Kein Objekt der Welt

Wenn jede Kultur wesenhaft praktisch ist, erscheint die Möglichkeit selbst einer theoretischen Kultur problematisch und stellt sich von Anfang an als eine Aporie dar. Das unsichtbare Leben hat weder Gestalt noch Antlitz, weder Innen- noch Außenseite, weder vorn noch Hinten, weder Ecke noch Seite noch Oberfläche, keinen äußeren Aspekt, kein Gesicht seines Seins, das einem Außen zugekehrt wäre und sich einem Blick darböte. Wie könnte ein solches Leben eines Tages von diesem Blick erreicht werden, ihm begegnen, von ihm untersucht und erkannt werden?

Kunst kann deshalb nur ästhetisch sein. Der Künstler kann nur aus dem Gefühl für Form in  Ästhetik schaffen. Es gibt folglich auch keine Objektivität des Werkes. 

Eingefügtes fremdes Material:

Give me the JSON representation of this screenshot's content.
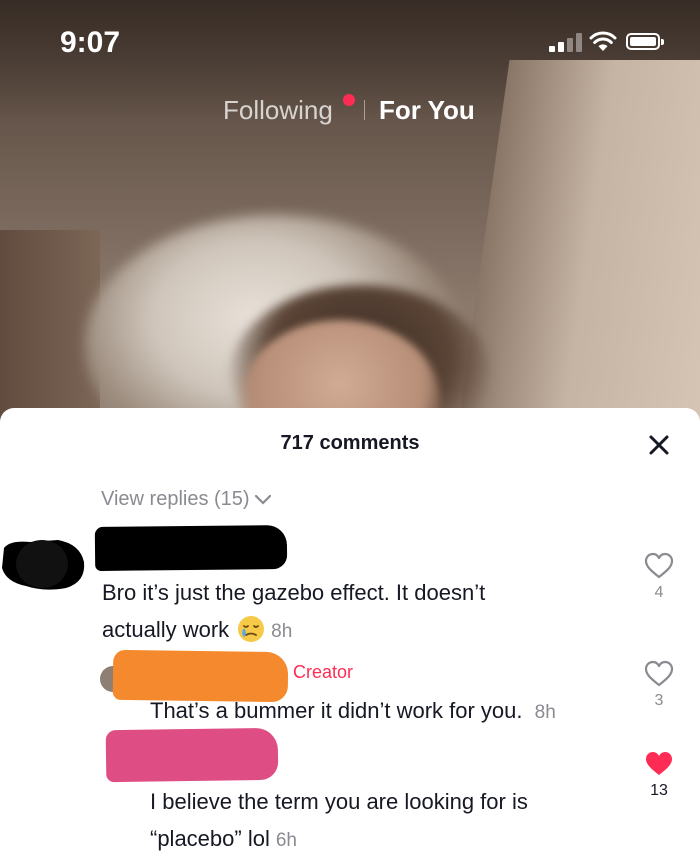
{
  "status_bar": {
    "time": "9:07",
    "icons": [
      "cellular-signal-icon",
      "wifi-icon",
      "battery-icon"
    ]
  },
  "top_nav": {
    "following_label": "Following",
    "for_you_label": "For You",
    "live_indicator_color": "#fe2c55"
  },
  "comments_sheet": {
    "title": "717 comments",
    "close_icon": "close-icon",
    "view_replies_label": "View replies (15)",
    "comments": [
      {
        "text_line1": "Bro it’s just the gazebo effect. It doesn’t",
        "text_line2": "actually work",
        "emoji": "sad-face-emoji",
        "time": "8h",
        "likes": "4",
        "liked": false
      }
    ],
    "replies": [
      {
        "badge": "Creator",
        "text": "That’s a bummer it didn’t work for you.",
        "time": "8h",
        "likes": "3",
        "liked": false
      },
      {
        "text_line1": "I believe the term you are looking for is",
        "text_line2": "“placebo” lol",
        "time": "6h",
        "likes": "13",
        "liked": true
      }
    ]
  },
  "colors": {
    "accent": "#fe2c55",
    "text_primary": "#161823",
    "text_secondary": "#8a8b91",
    "redaction_black": "#000000",
    "redaction_orange": "#f5892d",
    "redaction_pink": "#de4d83"
  }
}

In sich ist ein Kunstwerk zudem nichts "Materielles", das als Materie objektivierbar wäre. Es wird, ist es hergestellt, nicht mehr als Objekt der Welt wahrgenommen oder gesetzt, sondern als eine Wesenheit, die keine andere Aufgabe hat, als die "Im Bild" dargestellte Realiät abzubilden.

Wir sind im Kunstwerk nicht dem Kupferblatt oder den in schwarzen Linien erscheinenden Figürchen zugewandt, schreibt Michel Henry zudem. Sondern den abgebildeten Realitäten - "Ritter, Tod und Teufel", oder "Die Eroberung Konstantinopels" (etc.) Es geht nicht mehr um (z. B.) den Kupferstich als Realität der Welt, sondern um dessen ästhetische Realität. Und zwar: als ganzes. In einem Gemälde gewinnt jede Farbe ihre Realität ja nur durch die Zusammenstimmung mit allen übrigen Farben! Ebenso verhält es sich mit allen übrigen Formen und Volumina. Es geht um die Komposition - die eine ästhetische Komposition ist.